When building your own fire-fighting system, don’t forget to consider the impact of friction. Smaller hoses reduce water pressure much faster than large hoses. The length of the hose can also impact how far water will spray once you reach your destination. Do the math and practice with your system before it’s needed.

9.   Make an Evacuation Plan

Of course, the most important part of fighting fire on your homestead is having an evacuation plan. Things can be replaced – your home rebuilt, trees replanted and a new garden sown next year. If local fires get out of hand, sometimes evacuation is necessary and the wisest decision to make.

Before wildfire season comes around, have a family discussion about what to do in case of an evacuation. Family members should have a designated meeting place and you should talk to your kids about what they can and can’t take with them if you have to leave.

During wildfire season, have your bags packed and ready to go. Put food, clothing and other necessities in your car. If you have pets, stack their crates in the car and consider crating them overnight. Make plans to transport your livestock so they’re safe as well.

In case of an escalating emergency, you should consider getting walky-talkies to communicate with your neighbors. You can use these tools to update each other, send warnings and coordinate your movements. The more you do to prepare before a fire, the more effective and safe your response will be.

Stay Vigilant

Wildfires are a powerful natural phenomenon that can completely wipe out your homestead. Thankfully, there’s a lot you can do to prevent fire from hurting your family or damaging your property. Start with these nine steps and you’ll significantly reduce the risk of a fire destroying your homestead.

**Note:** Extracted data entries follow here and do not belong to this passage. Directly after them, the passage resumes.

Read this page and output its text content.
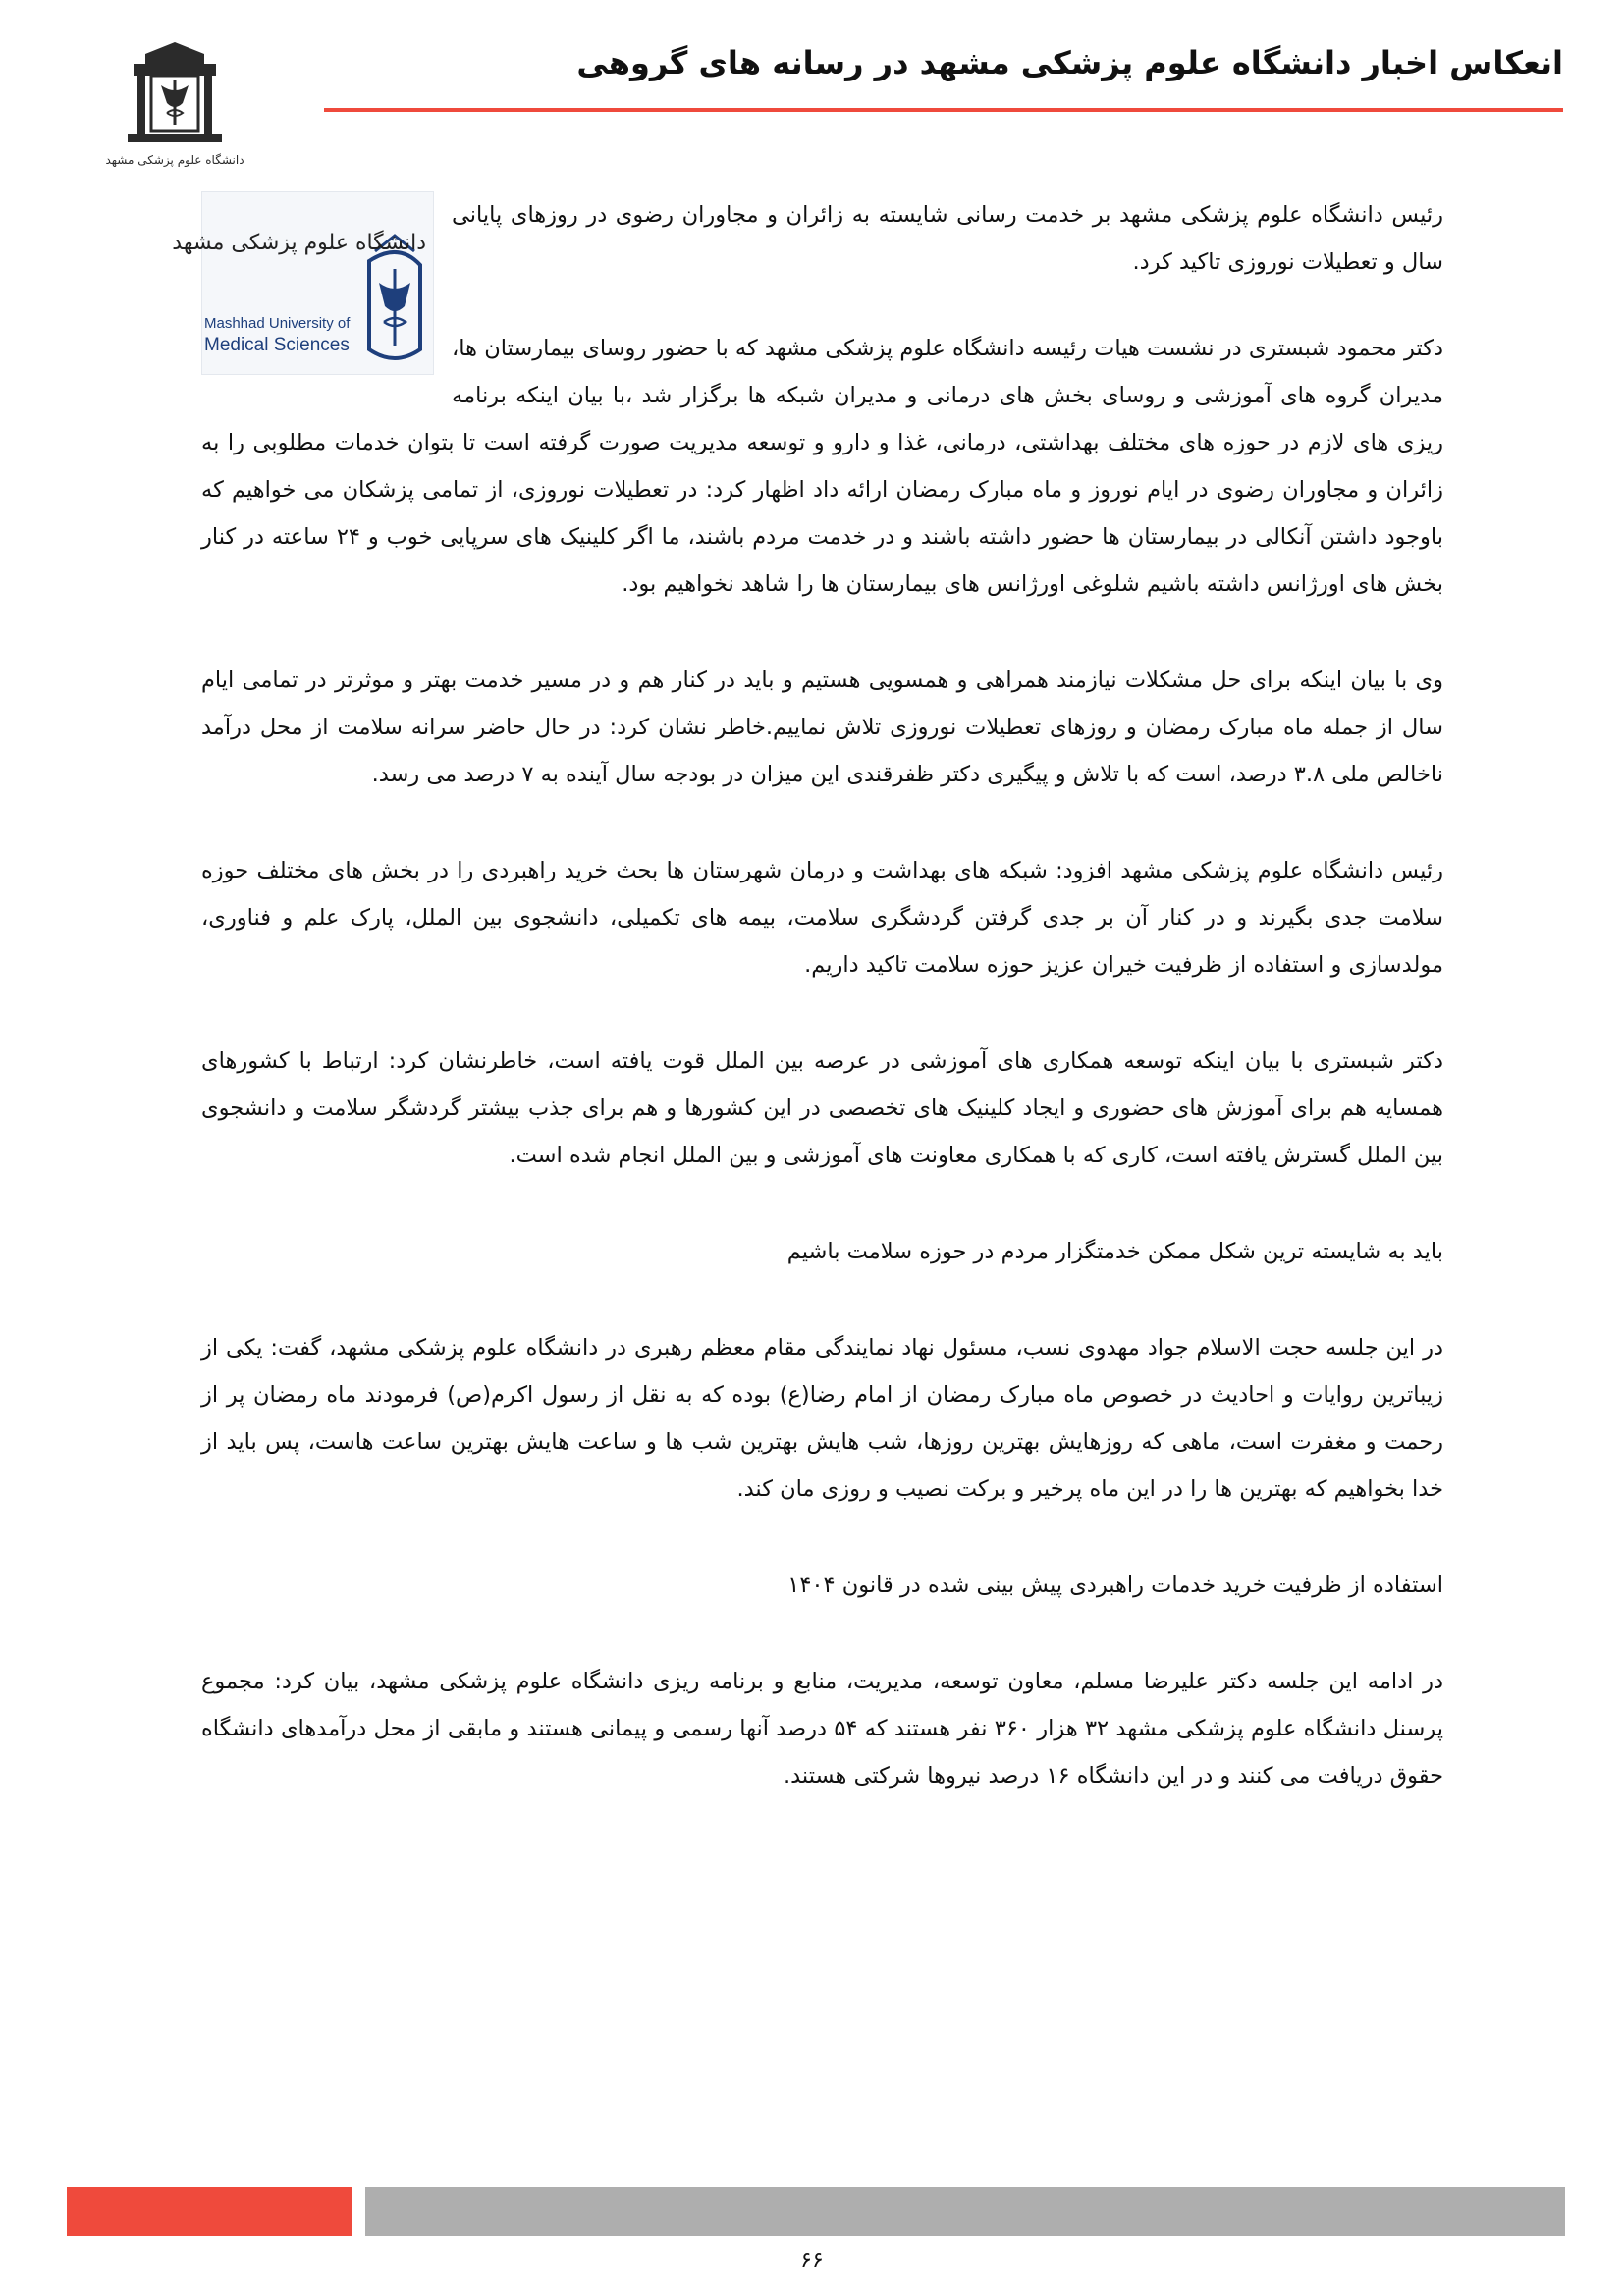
انعکاس اخبار دانشگاه علوم پزشکی مشهد در رسانه های گروهی
دانشگاه علوم پزشکی مشهد
دانشگاه علوم پزشکی مشهد
Mashhad University of
Medical Sciences

رئیس دانشگاه علوم پزشکی مشهد بر خدمت رسانی شایسته به زائران و مجاوران رضوی در روزهای پایانی سال و تعطیلات نوروزی تاکید کرد.

دکتر محمود شبستری در نشست هیات رئیسه دانشگاه علوم پزشکی مشهد که با حضور روسای بیمارستان ها، مدیران گروه های آموزشی و روسای بخش های درمانی و مدیران شبکه ها برگزار شد ،با بیان اینکه برنامه ریزی های لازم در حوزه های مختلف بهداشتی، درمانی، غذا و دارو و توسعه مدیریت صورت گرفته است تا بتوان خدمات مطلوبی را به زائران و مجاوران رضوی در ایام نوروز و ماه مبارک رمضان ارائه داد اظهار کرد: در تعطیلات نوروزی، از تمامی پزشکان می خواهیم که باوجود داشتن آنکالی در بیمارستان ها حضور داشته باشند و در خدمت مردم باشند، ما اگر کلینیک های سرپایی خوب و ۲۴ ساعته در کنار بخش های اورژانس داشته باشیم شلوغی اورژانس های بیمارستان ها را شاهد نخواهیم بود.

وی با بیان اینکه برای حل مشکلات نیازمند همراهی و همسویی هستیم و باید در کنار هم و در مسیر خدمت بهتر و موثرتر در تمامی ایام سال از جمله ماه مبارک رمضان و روزهای تعطیلات نوروزی تلاش نماییم.خاطر نشان کرد: در حال حاضر سرانه سلامت از محل درآمد ناخالص ملی ۳.۸ درصد، است که با تلاش و پیگیری دکتر ظفرقندی این میزان در بودجه سال آینده به ۷ درصد می رسد.

رئیس دانشگاه علوم پزشکی مشهد افزود: شبکه های بهداشت و درمان شهرستان ها بحث خرید راهبردی را در بخش های مختلف حوزه سلامت جدی بگیرند و در کنار آن بر جدی گرفتن گردشگری سلامت، بیمه های تکمیلی، دانشجوی بین الملل، پارک علم و فناوری، مولدسازی و استفاده از ظرفیت خیران عزیز حوزه سلامت تاکید داریم.

دکتر شبستری با بیان اینکه توسعه همکاری های آموزشی در عرصه بین الملل قوت یافته است، خاطرنشان کرد: ارتباط با کشورهای همسایه هم برای آموزش های حضوری و ایجاد کلینیک های تخصصی در این کشورها و هم برای جذب بیشتر گردشگر سلامت و دانشجوی بین الملل گسترش یافته است، کاری که با همکاری معاونت های آموزشی و بین الملل انجام شده است.

باید به شایسته ترین شکل ممکن خدمتگزار مردم در حوزه سلامت باشیم

در این جلسه حجت الاسلام جواد مهدوی نسب، مسئول نهاد نمایندگی مقام معظم رهبری در دانشگاه علوم پزشکی مشهد، گفت: یکی از زیباترین روایات و احادیث در خصوص ماه مبارک رمضان از امام رضا(ع) بوده که به نقل از رسول اکرم(ص) فرمودند ماه رمضان پر از رحمت و مغفرت است، ماهی که روزهایش بهترین روزها، شب هایش بهترین شب ها و ساعت هایش بهترین ساعت هاست، پس باید از خدا بخواهیم که بهترین ها را در این ماه پرخیر و برکت نصیب و روزی مان کند.

استفاده از ظرفیت خرید خدمات راهبردی پیش بینی شده در قانون ۱۴۰۴

در ادامه این جلسه دکتر علیرضا مسلم، معاون توسعه، مدیریت، منابع و برنامه ریزی دانشگاه علوم پزشکی مشهد، بیان کرد: مجموع پرسنل دانشگاه علوم پزشکی مشهد ۳۲ هزار ۳۶۰ نفر هستند که ۵۴ درصد آنها رسمی و پیمانی هستند و مابقی از محل درآمدهای دانشگاه حقوق دریافت می کنند و در این دانشگاه ۱۶ درصد نیروها شرکتی هستند.

۶۶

Fire safety in your home begins with personal habits. Always be careful of open flame and completely extinguish campfires and burn piles before you leave. If you use a dryer, don’t run it while you’re not home. Keep the lint trap clean and don’t keep pots and pans under your oven.

If you use candles, don’t keep them burning when you leave a room. Keep fire extinguishers on hand and learn how to safely extinguish electric fires. If your water pump is electric, you may want to invest in a generator so you can access water even without power.

Ultimately, it’s your responsibility to protect your property. Fire can be a major threat to your homestead, so it’s essential to prepare several lines of defense to keep your home from going up in smoke. Don’t wait until wildfire season to take these essential steps for protecting your property.